Les Frères musulmans au Parlement égyptien

par stephane rossard
mercredi 30 novembre 2005

Les islamistes viennent d’entrer en force au Parlement égyptien. Certes, leur représentation reste modeste, et loin de mettre en péril le parti au pouvoir du président Hosni Moubarak. Cependant, est-ce le prélude à un changement plus important ? Quel scénario pour l’Égypte dans les années à venir ?

L’événement, en dépit de son importance, a fait l’objet d’un traitement minimaliste de la part des médias. Peu de gros titres. Peu d’articles de fond. Pourtant, il est de taille : l’entrée en force des Frères musulmans au Parlement égyptien représente une véritable onde de choc et un signe inquiétant adressé, d’abord, au régime du président égyptien Hosni Moubarak, mais, ne nous y trompons pas, à la communauté internationale aussi.

Au cours des deux premières phases des élections législatives, les Frères musulmans ont remporté 75 des 164 sièges, sur un total de 454 mis en jeu ! Certes, il ne s’agit pas de résultats officiels, qui interviennent tardivement, mais les gains proclamés par les Frères musulmans se sont toujours révélés exacts depuis le début des élections générales, le 9 novembre. Ils quintuplent ainsi déjà leur score, par rapport à l’Assemblée sortante. Ce qui fait d’eux désormais la principale force d’opposition face au parti au pouvoir, le Parti national démocrate (PND).
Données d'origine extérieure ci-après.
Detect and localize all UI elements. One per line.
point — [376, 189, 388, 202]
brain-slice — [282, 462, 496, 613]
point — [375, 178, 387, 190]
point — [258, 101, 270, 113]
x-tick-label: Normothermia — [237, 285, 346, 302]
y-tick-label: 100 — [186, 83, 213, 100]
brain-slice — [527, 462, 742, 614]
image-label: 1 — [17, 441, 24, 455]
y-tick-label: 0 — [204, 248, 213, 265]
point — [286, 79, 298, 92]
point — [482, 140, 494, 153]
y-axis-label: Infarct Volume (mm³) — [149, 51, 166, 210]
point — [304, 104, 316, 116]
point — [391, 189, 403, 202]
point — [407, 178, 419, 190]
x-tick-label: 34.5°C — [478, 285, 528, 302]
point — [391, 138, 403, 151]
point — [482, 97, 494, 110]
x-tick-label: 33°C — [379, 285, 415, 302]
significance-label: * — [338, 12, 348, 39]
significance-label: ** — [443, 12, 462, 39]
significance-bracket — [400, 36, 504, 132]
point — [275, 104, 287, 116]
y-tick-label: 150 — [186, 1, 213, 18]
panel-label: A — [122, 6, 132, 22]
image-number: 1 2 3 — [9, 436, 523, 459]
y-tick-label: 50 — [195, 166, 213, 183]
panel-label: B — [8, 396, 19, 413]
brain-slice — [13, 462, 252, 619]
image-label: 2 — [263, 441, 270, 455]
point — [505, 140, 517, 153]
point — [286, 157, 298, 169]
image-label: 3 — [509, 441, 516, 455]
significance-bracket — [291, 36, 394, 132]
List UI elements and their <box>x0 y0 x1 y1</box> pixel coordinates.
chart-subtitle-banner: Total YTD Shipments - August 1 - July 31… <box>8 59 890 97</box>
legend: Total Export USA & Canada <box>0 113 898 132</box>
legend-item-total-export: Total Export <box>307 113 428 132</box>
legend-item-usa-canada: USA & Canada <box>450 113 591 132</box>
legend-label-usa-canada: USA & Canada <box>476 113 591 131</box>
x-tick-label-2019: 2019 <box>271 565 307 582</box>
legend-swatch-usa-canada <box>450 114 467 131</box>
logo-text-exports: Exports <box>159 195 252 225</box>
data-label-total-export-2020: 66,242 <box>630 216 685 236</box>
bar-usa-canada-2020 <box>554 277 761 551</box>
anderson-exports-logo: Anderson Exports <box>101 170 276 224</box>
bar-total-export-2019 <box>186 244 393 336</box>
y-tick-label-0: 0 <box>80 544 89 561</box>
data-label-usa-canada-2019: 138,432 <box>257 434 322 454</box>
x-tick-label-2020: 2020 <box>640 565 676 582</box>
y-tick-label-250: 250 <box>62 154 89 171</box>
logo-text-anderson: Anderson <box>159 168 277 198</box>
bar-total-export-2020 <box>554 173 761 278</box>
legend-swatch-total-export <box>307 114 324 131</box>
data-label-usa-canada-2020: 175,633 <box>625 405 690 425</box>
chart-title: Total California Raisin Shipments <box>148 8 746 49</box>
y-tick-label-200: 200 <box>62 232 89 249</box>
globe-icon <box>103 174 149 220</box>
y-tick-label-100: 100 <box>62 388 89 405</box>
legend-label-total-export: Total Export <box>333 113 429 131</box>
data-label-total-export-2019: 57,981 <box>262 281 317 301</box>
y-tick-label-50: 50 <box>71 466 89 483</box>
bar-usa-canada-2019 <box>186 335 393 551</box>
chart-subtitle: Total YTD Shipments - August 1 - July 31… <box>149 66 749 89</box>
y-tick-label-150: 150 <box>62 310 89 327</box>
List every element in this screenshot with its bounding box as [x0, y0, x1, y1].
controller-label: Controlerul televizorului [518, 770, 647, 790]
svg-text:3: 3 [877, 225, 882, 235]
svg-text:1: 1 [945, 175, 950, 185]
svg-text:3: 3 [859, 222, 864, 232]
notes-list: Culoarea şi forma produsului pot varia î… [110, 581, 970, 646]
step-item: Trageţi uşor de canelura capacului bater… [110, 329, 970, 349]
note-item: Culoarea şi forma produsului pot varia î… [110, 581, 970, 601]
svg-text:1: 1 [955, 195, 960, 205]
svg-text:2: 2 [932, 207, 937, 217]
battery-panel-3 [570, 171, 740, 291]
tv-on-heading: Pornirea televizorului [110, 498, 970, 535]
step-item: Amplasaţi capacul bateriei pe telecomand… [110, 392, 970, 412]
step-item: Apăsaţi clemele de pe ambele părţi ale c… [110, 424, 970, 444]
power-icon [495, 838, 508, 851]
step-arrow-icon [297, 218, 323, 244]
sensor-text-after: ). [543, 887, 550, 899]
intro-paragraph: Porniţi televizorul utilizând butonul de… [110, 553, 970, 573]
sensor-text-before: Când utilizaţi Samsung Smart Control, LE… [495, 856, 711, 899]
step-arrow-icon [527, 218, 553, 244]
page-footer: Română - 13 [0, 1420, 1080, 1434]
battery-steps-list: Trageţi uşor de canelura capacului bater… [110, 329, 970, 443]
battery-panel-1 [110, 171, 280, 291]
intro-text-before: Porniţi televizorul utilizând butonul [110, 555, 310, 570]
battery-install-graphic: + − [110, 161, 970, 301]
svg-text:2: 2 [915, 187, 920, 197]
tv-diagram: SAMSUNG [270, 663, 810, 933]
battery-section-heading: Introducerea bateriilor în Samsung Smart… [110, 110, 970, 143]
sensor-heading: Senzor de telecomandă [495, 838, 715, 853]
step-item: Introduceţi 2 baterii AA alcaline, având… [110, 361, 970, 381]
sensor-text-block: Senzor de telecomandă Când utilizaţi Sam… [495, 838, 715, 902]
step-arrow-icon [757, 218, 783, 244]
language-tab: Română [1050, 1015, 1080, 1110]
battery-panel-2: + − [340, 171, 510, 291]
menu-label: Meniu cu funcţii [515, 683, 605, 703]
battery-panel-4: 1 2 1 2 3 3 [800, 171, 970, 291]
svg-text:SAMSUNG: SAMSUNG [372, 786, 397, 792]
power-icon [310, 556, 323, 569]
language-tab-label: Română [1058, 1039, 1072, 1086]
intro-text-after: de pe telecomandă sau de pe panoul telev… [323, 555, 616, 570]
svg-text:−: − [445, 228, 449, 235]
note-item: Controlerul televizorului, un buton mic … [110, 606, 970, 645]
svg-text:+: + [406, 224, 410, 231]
Jusqu’à présent, l’Egypte était saluée par la communauté internationale pour sa capacité à endiguer la montée en puissance de l’islamisme radical. Mais c’était un trompe-l’œil, comme viennent de le prouver ces élections. En effet, si légalement cette poussée islamiste n’existait pas, ou très peu, réellement, la situation était bien différente. L’islamisme, représenté politiquement par les Frères musulmans, n’a cessé de gagner du terrain au cours des vingt dernières années en Égypte. L’islamisme s’est enraciné dans les quartiers populaires, et a réussi à séduire nombre d’Égyptiens qui ne croient plus aux promesses du président Moubarak. Une tendance tangible, et de long terme. Le pouvoir en place a tout fait pour occulter cette dérangeante réalité, ou au moins pour donner l’impression que l’islamisme politique en Égypte était sous contrôle, qu’il en avait la maîtrise. Or, le pouvoir en place mentait, dans le but de rassurer la société internationale, et en particulier un de ses plus fidèles alliés, les États-Unis, dont on se demande quelle pourrait être la réaction face à un régime islamiste en Égypte.

Certes, les Frères musulmans font tout pour donner d’eux une image moderne, celle d’un parti respectueux des règles démocratiques. Mais, dans le même temps, ils affirment : « L’islam est la solution, le Coran est la constitution, le djihad est notre voie », et revendiquent la prééminence de l’homme sur la femme... autant de raisons d’être inquiets sur le devenir du régime égyptien.

Que se passera-t-il, le jour où Hosni Moubarak disparaîtra de la scène politique du pays ? Quels scénarios envisageables pour l’Égypte ? La poursuite d’une démocratisation, ouvrant la voie à une victoire quasi certaine des Frères musulmans, et peut-être dans son sillage la menace de l’avènement d’un régime islamiste directement inspiré de l’Iran de Khomeyni ? Ou, au contraire, la poursuite d’une transition progressive, sous la pression de la communauté internationale ? Ou, enfin, la continuité, avec la désignation d’un proche de Moubarak, éventuellement de son fils, mais avec le risque d’assister à un embrasement des rues, encouragé par les Frères musulmans qui verraient, à juste titre, dans cette nomination, un coup d’arrêt brutal aux timides réformes engagées au cours des dernières années ? Coup d’arrêt, qui signerait la fin de leur ambition d’accéder au pouvoir ?

L’avenir politique de l’Égypte est ouvert. L’Égypte est un État clé dans cette région si agitée du monde. Le pays mérite donc une attention plus large, à la hauteur des défis qui l’attendent, car, par ricochet, ces défis concernent la communauté internationale.